NAIROBI (Reuters) – Nzambi Matee hurls a brick hard against a school footpath constructed from bricks made of recycled plastic that her factory turns out in the Kenyan capital.
It makes a loud bang, but does not crack.
“Our product is almost five to seven times stronger than concrete,” said Matee, the founder of Nairobi-based Gjenge Makers, which transforms plastic waste into durable building materials.
“There is that waste they cannot process anymore; they cannot recycle. That is what we get,” Matee said, strolling past sacks of plastic waste.
Matee gets the waste from packaging factories for free, although she pays for the plastic she gets from other recyclers.
Her factory produces 1,500 bricks each day, made from a mix of different kinds of plastic.

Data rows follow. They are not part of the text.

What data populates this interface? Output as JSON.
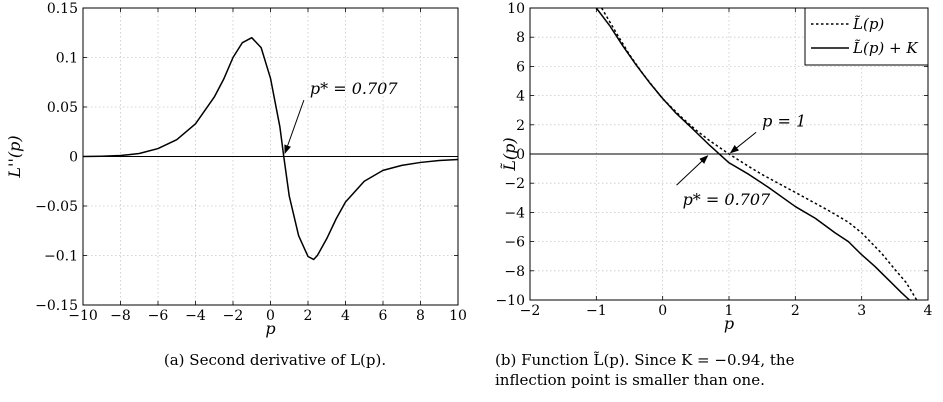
{
  "chart_data": [
    {
      "type": "line",
      "panel": "(a)",
      "caption": "(a) Second derivative of L(p).",
      "xlabel": "p",
      "ylabel": "L''(p)",
      "xlim": [
        -10,
        10
      ],
      "ylim": [
        -0.15,
        0.15
      ],
      "xticks": [
        "−10",
        "−8",
        "−6",
        "−4",
        "−2",
        "0",
        "2",
        "4",
        "6",
        "8",
        "10"
      ],
      "yticks": [
        "0.15",
        "0.1",
        "0.05",
        "0",
        "−0.05",
        "−0.1",
        "−0.15"
      ],
      "grid": true,
      "series": [
        {
          "line_style": "solid",
          "x": [
            -10,
            -9,
            -8,
            -7,
            -6,
            -5,
            -4,
            -3,
            -2.5,
            -2,
            -1.5,
            -1,
            -0.5,
            0,
            0.5,
            0.707,
            1,
            1.5,
            2,
            2.3,
            2.5,
            3,
            3.5,
            4,
            5,
            6,
            7,
            8,
            9,
            10
          ],
          "y": [
            0.0,
            0.0003,
            0.001,
            0.003,
            0.008,
            0.017,
            0.033,
            0.06,
            0.078,
            0.1,
            0.115,
            0.12,
            0.11,
            0.079,
            0.03,
            0.0,
            -0.04,
            -0.08,
            -0.101,
            -0.104,
            -0.1,
            -0.083,
            -0.063,
            -0.046,
            -0.025,
            -0.014,
            -0.009,
            -0.006,
            -0.004,
            -0.003
          ]
        }
      ],
      "hlines": [
        0
      ],
      "annotations": [
        {
          "text": "p* = 0.707",
          "arrow_to": [
            0.707,
            0.0
          ],
          "text_at": [
            2.1,
            0.063
          ]
        }
      ]
    },
    {
      "type": "line",
      "panel": "(b)",
      "caption_line1": "(b) Function L̃(p).  Since K = −0.94, the",
      "caption_line2": "inflection point is smaller than one.",
      "xlabel": "p",
      "ylabel": "L̃(p)",
      "xlim": [
        -2,
        4
      ],
      "ylim": [
        -10,
        10
      ],
      "xticks": [
        "−2",
        "−1",
        "0",
        "1",
        "2",
        "3",
        "4"
      ],
      "yticks": [
        "10",
        "8",
        "6",
        "4",
        "2",
        "0",
        "−2",
        "−4",
        "−6",
        "−8",
        "−10"
      ],
      "grid": true,
      "legend": {
        "position": "top-right",
        "entries": [
          "L̃(p)",
          "L̃(p) + K"
        ]
      },
      "series": [
        {
          "name": "L̃(p)",
          "line_style": "dotted",
          "x": [
            -0.92,
            -0.7,
            -0.5,
            -0.3,
            0.0,
            0.3,
            0.5,
            0.7,
            1.0,
            1.3,
            1.5,
            2.0,
            2.5,
            2.8,
            3.0,
            3.3,
            3.5,
            3.67,
            3.83
          ],
          "y": [
            10.0,
            8.3,
            6.8,
            5.5,
            3.78,
            2.45,
            1.65,
            0.94,
            0.0,
            -0.86,
            -1.41,
            -2.63,
            -3.87,
            -4.67,
            -5.4,
            -6.8,
            -7.9,
            -8.8,
            -10.0
          ]
        },
        {
          "name": "L̃(p) + K",
          "line_style": "solid",
          "x": [
            -1.0,
            -0.8,
            -0.6,
            -0.4,
            -0.2,
            0.0,
            0.2,
            0.4,
            0.707,
            1.0,
            1.3,
            1.6,
            2.0,
            2.3,
            2.6,
            2.8,
            3.0,
            3.2,
            3.4,
            3.6,
            3.72
          ],
          "y": [
            10.0,
            8.8,
            7.4,
            6.1,
            4.9,
            3.8,
            2.8,
            1.95,
            0.6,
            -0.6,
            -1.4,
            -2.3,
            -3.6,
            -4.4,
            -5.4,
            -6.0,
            -6.9,
            -7.7,
            -8.6,
            -9.5,
            -10.0
          ]
        }
      ],
      "hlines": [
        0
      ],
      "annotations": [
        {
          "text": "p = 1",
          "arrow_to": [
            1.0,
            0.0
          ],
          "text_at": [
            1.5,
            1.9
          ]
        },
        {
          "text": "p* = 0.707",
          "arrow_to": [
            0.707,
            0.0
          ],
          "text_at": [
            0.3,
            -3.5
          ]
        }
      ]
    }
  ]
}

These are high density polyethylene, used in milk and shampoo bottles; low density polyethylene, often used for bags for cereals or sandwiches; and polypropylene, used for ropes, flip-top lids and buckets.
But she does not work with polyethylene terephthalate or PET, commonly used for plastic bottles.
The plastic waste is mixed with sand, heated and then compressed into bricks, which are sold at varying prices, depending on thickness and color. Their common grey bricks cost 850 Kenyan shillings ($7.70) per square meter, for example.